Today I had a nice talk with X-107, the comrade-in-buttons with whom I share my room. We had exchanged a few words before, of course; but I did not feel like entering into a lengthy conversation until today. I was too much preoccupied with my new situation. The idea that I was to stay on Level 7 for the rest of my days hammered in my head all the time, and other people—my neighbours at meals, my old fellow-trainee X-137, my new partner here in the room—seemed hardly to exist. I saw them as mere shades of the underworld, and made more contact—I might even say social contact—with the sheets of paper on which I was writing my diary. They were the intimate witnesses of my innermost feelings, the sharers of my new experiences. And because they seemed my only possible link with the outside world, I felt I was speaking through them to real creatures, men and women living under the sun.
Apparently my friend X-107 must have had similar feelings, for he was not inclined to talk either. Strange though it may seem, I do not remember hearing anyone discuss our predicament seriously before today. It seems that our plight did not create any quick, warm comradeship—the kind of fraternity which is supposed to spring up when, say, people are shipwrecked together. Instead there was a curious lack of interest in other people; perhaps even some resentment, as if each thought the others were responsible for his present state.
It goes without saying that everybody was clearly aware of the situation, even if they did not speak a word about it. You could tell they all knew by the general air of resignation: the way they walked, ate their meals, and talked banalities if they talked at all.
Today, however, I was looking through my pages of diary when X-107 suddenly spoke, in a voice revealing some warmth, some sunshine from above: “Are you writing something?”
The direct, personal question and the friendly tone of his voice made me turn round from the desk and look him full in the face. For the first time I was really stirred to find out just what my room-mate looked like.
X-107 has an open and rather kind face, suggesting a man of quiet disposition, well-balanced and firm. He is perhaps a year or two older than I, which may be why I had a pleasant sensation as if I were talking to an elder brother when I answered his question: “Yes, I’m writing a diary. I found some writing-paper in the drawer here, and that gave me the idea. It’s a sort of relief, you know!”
That broke the ice completely, and at once we started talking freely, as if we had known each other for years.
Oddly enough, he did not complain. He considered our service on Level 7 a necessity: unpleasant, true, but still an unavoidable development in view of the recent progress in military science. “To complain about our lot,” he said, “is as futile and senseless as to complain about death. What one cannot escape one must accept; and the less fuss, the better.”

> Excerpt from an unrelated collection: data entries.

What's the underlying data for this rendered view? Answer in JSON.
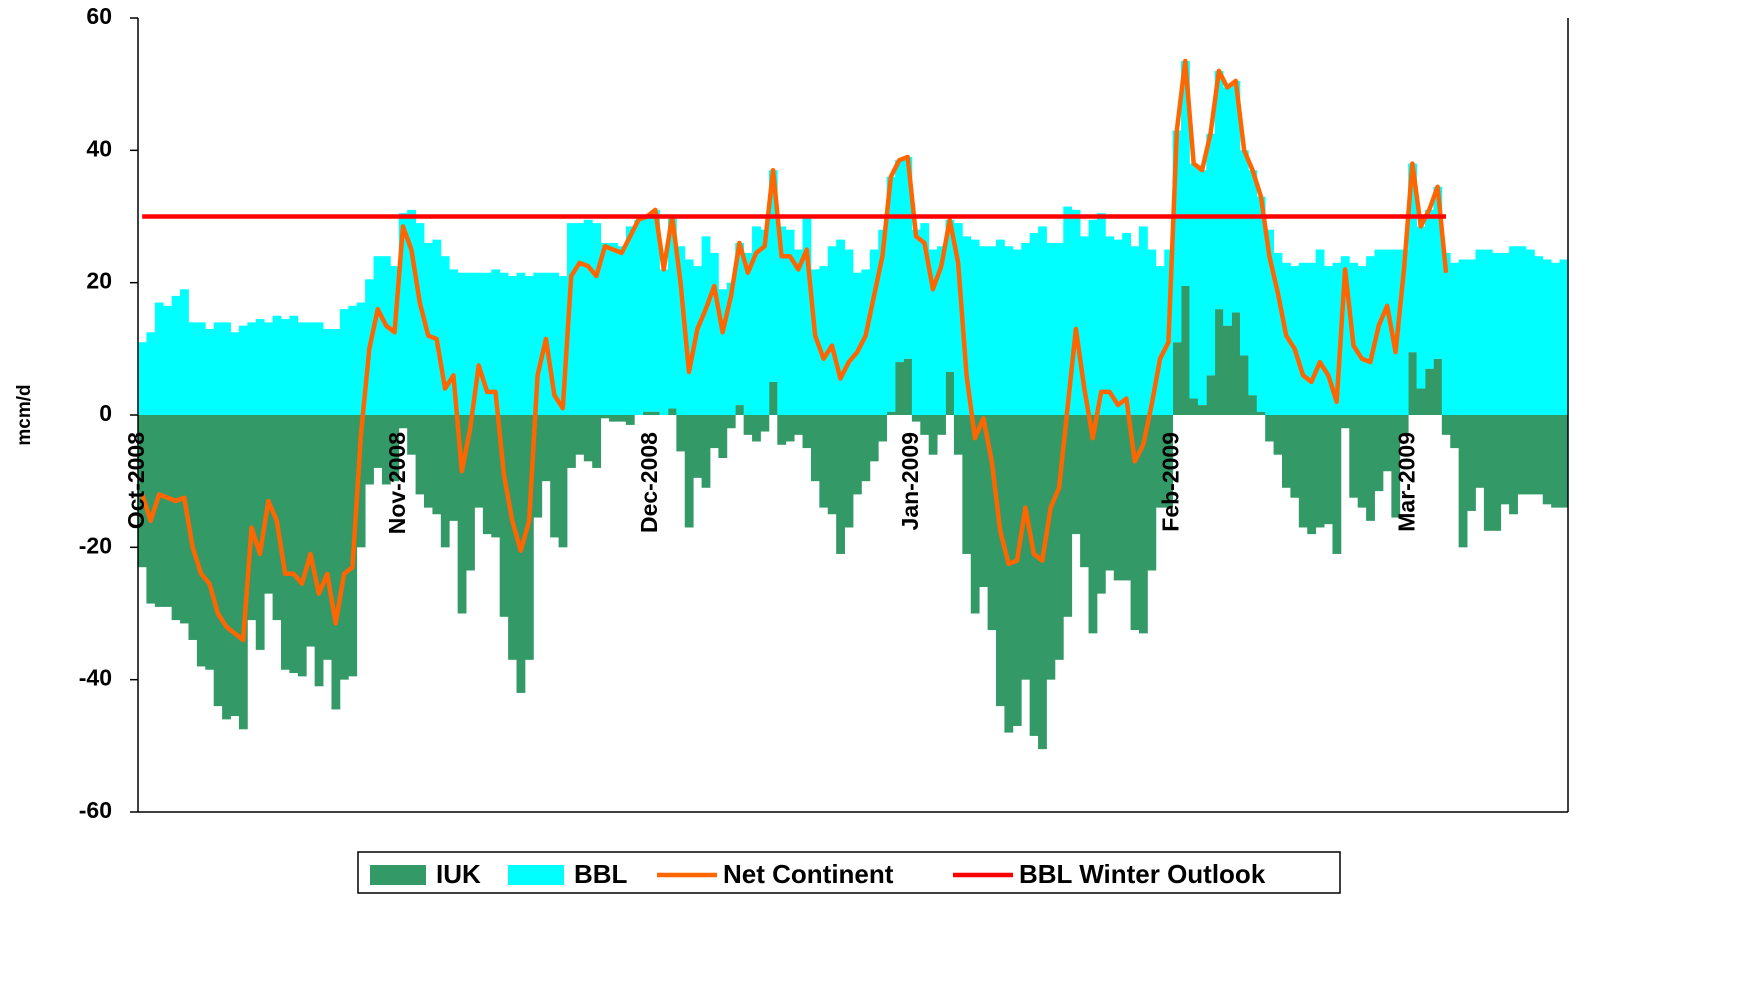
{
  "chart_data": {
    "type": "bar",
    "stacked": true,
    "y_label": "mcm/d",
    "ylim": [
      -60,
      60
    ],
    "yticks": [
      -60,
      -40,
      -20,
      0,
      20,
      40,
      60
    ],
    "legend": "bottom",
    "categories": [
      "Oct-2008",
      null,
      null,
      null,
      null,
      null,
      null,
      null,
      null,
      null,
      null,
      null,
      null,
      null,
      null,
      null,
      null,
      null,
      null,
      null,
      null,
      null,
      null,
      null,
      null,
      null,
      null,
      null,
      null,
      null,
      null,
      "Nov-2008",
      null,
      null,
      null,
      null,
      null,
      null,
      null,
      null,
      null,
      null,
      null,
      null,
      null,
      null,
      null,
      null,
      null,
      null,
      null,
      null,
      null,
      null,
      null,
      null,
      null,
      null,
      null,
      null,
      null,
      "Dec-2008",
      null,
      null,
      null,
      null,
      null,
      null,
      null,
      null,
      null,
      null,
      null,
      null,
      null,
      null,
      null,
      null,
      null,
      null,
      null,
      null,
      null,
      null,
      null,
      null,
      null,
      null,
      null,
      null,
      null,
      null,
      "Jan-2009",
      null,
      null,
      null,
      null,
      null,
      null,
      null,
      null,
      null,
      null,
      null,
      null,
      null,
      null,
      null,
      null,
      null,
      null,
      null,
      null,
      null,
      null,
      null,
      null,
      null,
      null,
      null,
      null,
      null,
      null,
      "Feb-2009",
      null,
      null,
      null,
      null,
      null,
      null,
      null,
      null,
      null,
      null,
      null,
      null,
      null,
      null,
      null,
      null,
      null,
      null,
      null,
      null,
      null,
      null,
      null,
      null,
      null,
      null,
      null,
      "Mar-2009",
      null,
      null,
      null,
      null,
      null,
      null,
      null,
      null,
      null,
      null,
      null,
      null,
      null,
      null,
      null,
      null,
      null,
      null
    ],
    "series": [
      {
        "name": "IUK",
        "type": "bar",
        "color": "#339966",
        "values": [
          -23,
          -28.5,
          -29,
          -29,
          -31,
          -31.5,
          -34,
          -38,
          -38.5,
          -44,
          -46,
          -45.5,
          -47.5,
          -31,
          -35.5,
          -27,
          -31,
          -38.5,
          -39,
          -39.5,
          -35,
          -41,
          -37,
          -44.5,
          -40,
          -39.5,
          -20,
          -10.5,
          -8,
          -10.5,
          -10,
          -2,
          -6,
          -12,
          -14,
          -15,
          -20,
          -16,
          -30,
          -23.5,
          -14,
          -18,
          -18.5,
          -30.5,
          -37,
          -42,
          -37,
          -15.5,
          -10,
          -18.5,
          -20,
          -8,
          -6,
          -7,
          -8,
          -0.5,
          -1,
          -1,
          -1.5,
          0,
          0.5,
          0.5,
          0,
          1,
          -5.5,
          -17,
          -9.5,
          -11,
          -5,
          -6.5,
          -2,
          1.5,
          -3,
          -4,
          -2.5,
          5,
          -4.5,
          -4,
          -3,
          -5,
          -10,
          -14,
          -15,
          -21,
          -17,
          -12,
          -10,
          -7,
          -4,
          0.5,
          8,
          8.5,
          -1,
          -3,
          -6,
          -3,
          6.5,
          -6,
          -21,
          -30,
          -26,
          -32.5,
          -44,
          -48,
          -47,
          -40,
          -48.5,
          -50.5,
          -40,
          -37,
          -30.5,
          -18,
          -23,
          -33,
          -27,
          -23.5,
          -25,
          -25,
          -32.5,
          -33,
          -23.5,
          -14,
          -14,
          11,
          19.5,
          2.5,
          1.5,
          6,
          16,
          13.5,
          15.5,
          9,
          3,
          0.5,
          -4,
          -6,
          -11,
          -12.5,
          -17,
          -18,
          -17,
          -16.5,
          -21,
          -2,
          -12.5,
          -14,
          -16,
          -11.5,
          -8.5,
          -15.5,
          -3,
          9.5,
          4,
          7,
          8.5,
          -3,
          -5,
          -20,
          -14.5,
          -11,
          -17.5,
          -17.5,
          -13.5,
          -15,
          -12,
          -12,
          -12,
          -13.5,
          -14,
          -14
        ]
      },
      {
        "name": "BBL",
        "type": "bar",
        "color": "#00ffff",
        "values": [
          11,
          12.5,
          17,
          16.5,
          18,
          19,
          14,
          14,
          13,
          14,
          14,
          12.5,
          13.5,
          14,
          14.5,
          14,
          15,
          14.5,
          15,
          14,
          14,
          14,
          13,
          13,
          16,
          16.5,
          17,
          20.5,
          24,
          24,
          22.5,
          30.5,
          31,
          29,
          26,
          26.5,
          24,
          22,
          21.5,
          21.5,
          21.5,
          21.5,
          22,
          21.5,
          21,
          21.5,
          21,
          21.5,
          21.5,
          21.5,
          21,
          29,
          29,
          29.5,
          29,
          26,
          26,
          25.5,
          28.5,
          29.5,
          29.5,
          30.5,
          22,
          29,
          25.5,
          23.5,
          22.5,
          27,
          24.5,
          19,
          20,
          24.5,
          24.5,
          28.5,
          28,
          32,
          28.5,
          28,
          25,
          30,
          22,
          22.5,
          25.5,
          26.5,
          25,
          21.5,
          22,
          25,
          28,
          35.5,
          30.5,
          30.5,
          28,
          29,
          25,
          25.5,
          23,
          29,
          27,
          26.5,
          25.5,
          25.5,
          26.5,
          25.5,
          25,
          26,
          27.5,
          28.5,
          26,
          26,
          31.5,
          31,
          27,
          29.5,
          30.5,
          27,
          26.5,
          27.5,
          25.5,
          28.5,
          25,
          22.5,
          25,
          32,
          34,
          35.5,
          35.5,
          36.5,
          36,
          36,
          35,
          31,
          34,
          32.5,
          28,
          24.5,
          23,
          22.5,
          23,
          23,
          25,
          22.5,
          23,
          24,
          23,
          22.5,
          24,
          25,
          25,
          25,
          25,
          28.5,
          24.5,
          24,
          26,
          24.5,
          23,
          23.5,
          23.5,
          25,
          25,
          24.5,
          24.5,
          25.5,
          25.5,
          25,
          24,
          23.5,
          23,
          23.5
        ]
      },
      {
        "name": "Net Continent",
        "type": "line",
        "color": "#ff6600",
        "values": [
          -12,
          -16,
          -12,
          -12.5,
          -13,
          -12.5,
          -20,
          -24,
          -25.5,
          -30,
          -32,
          -33,
          -34,
          -17,
          -21,
          -13,
          -16,
          -24,
          -24,
          -25.5,
          -21,
          -27,
          -24,
          -31.5,
          -24,
          -23,
          -3,
          10,
          16,
          13.5,
          12.5,
          28.5,
          25,
          17,
          12,
          11.5,
          4,
          6,
          -8.5,
          -2,
          7.5,
          3.5,
          3.5,
          -9,
          -16,
          -20.5,
          -16,
          6,
          11.5,
          3,
          1,
          21,
          23,
          22.5,
          21,
          25.5,
          25,
          24.5,
          27,
          29.5,
          30,
          31,
          22,
          30,
          20,
          6.5,
          13,
          16,
          19.5,
          12.5,
          18,
          26,
          21.5,
          24.5,
          25.5,
          37,
          24,
          24,
          22,
          25,
          12,
          8.5,
          10.5,
          5.5,
          8,
          9.5,
          12,
          18,
          24,
          36,
          38.5,
          39,
          27,
          26,
          19,
          22.5,
          29.5,
          23,
          6,
          -3.5,
          -0.5,
          -7,
          -17.5,
          -22.5,
          -22,
          -14,
          -21,
          -22,
          -14,
          -11,
          1,
          13,
          4,
          -3.5,
          3.5,
          3.5,
          1.5,
          2.5,
          -7,
          -4.5,
          1.5,
          8.5,
          11,
          43,
          53.5,
          38,
          37,
          42.5,
          52,
          49.5,
          50.5,
          40,
          37,
          33,
          24,
          18.5,
          12,
          10,
          6,
          5,
          8,
          6,
          2,
          22,
          10.5,
          8.5,
          8,
          13.5,
          16.5,
          9.5,
          22,
          38,
          28.5,
          31,
          34.5,
          21.5,
          null,
          null,
          null,
          null,
          null,
          null,
          null,
          null,
          null,
          null,
          null,
          null,
          null,
          null
        ]
      },
      {
        "name": "BBL Winter Outlook",
        "type": "line",
        "color": "#ff0000",
        "values": [
          30,
          30,
          30,
          30,
          30,
          30,
          30,
          30,
          30,
          30,
          30,
          30,
          30,
          30,
          30,
          30,
          30,
          30,
          30,
          30,
          30,
          30,
          30,
          30,
          30,
          30,
          30,
          30,
          30,
          30,
          30,
          30,
          30,
          30,
          30,
          30,
          30,
          30,
          30,
          30,
          30,
          30,
          30,
          30,
          30,
          30,
          30,
          30,
          30,
          30,
          30,
          30,
          30,
          30,
          30,
          30,
          30,
          30,
          30,
          30,
          30,
          30,
          30,
          30,
          30,
          30,
          30,
          30,
          30,
          30,
          30,
          30,
          30,
          30,
          30,
          30,
          30,
          30,
          30,
          30,
          30,
          30,
          30,
          30,
          30,
          30,
          30,
          30,
          30,
          30,
          30,
          30,
          30,
          30,
          30,
          30,
          30,
          30,
          30,
          30,
          30,
          30,
          30,
          30,
          30,
          30,
          30,
          30,
          30,
          30,
          30,
          30,
          30,
          30,
          30,
          30,
          30,
          30,
          30,
          30,
          30,
          30,
          30,
          30,
          30,
          30,
          30,
          30,
          30,
          30,
          30,
          30,
          30,
          30,
          30,
          30,
          30,
          30,
          30,
          30,
          30,
          30,
          30,
          30,
          30,
          30,
          30,
          30,
          30,
          30,
          30,
          30,
          30,
          30,
          30,
          30,
          null,
          null,
          null,
          null,
          null,
          null,
          null,
          null,
          null,
          null,
          null,
          null,
          null,
          null
        ]
      }
    ]
  }
}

I said something about dungeons, prison and solitary confinement. He said he had felt that way about our life down here, too, at first; but now he was beginning to understand how even imprisonment is not an absolute condition. “Some people,” he said, “feel imprisoned when they can’t travel through space. Others can feel free in a small room, if they are able to think or write.” He smiled as he said this, and glanced at the sheets of paper lying on the desk, clearly implying that writing my diary might have this releasing effect.
I had admitted this already, in a way, by calling it a relief. And now, listening to his incisive, firmly stated arguments, I was almost persuaded that I could come to feel about things in the same way that he did. It was comforting to hope that his way of thought might become mine.
Now I am not so sure that it ever will. I want to be able to feel the way X-107 feels or thinks he feels, but this comes hard to me. Still, the knowledge that I am sharing a room with someone stronger than myself, someone who has found a way of adjusting himself to the new conditions, is in itself very comforting. I feel a little less lonely now, not so deep in despair. If a human being can get adjusted to the idea of spending his life on Level 7, then perhaps one day I shall get adjusted myself. If I cannot get out of here, at least let me have some sort of tolerable life as long as I live! If….
No, maybe it is better not to ‘if’ too much. Let me look around, see what is happening, meet people, make friends, ‘get adjusted’.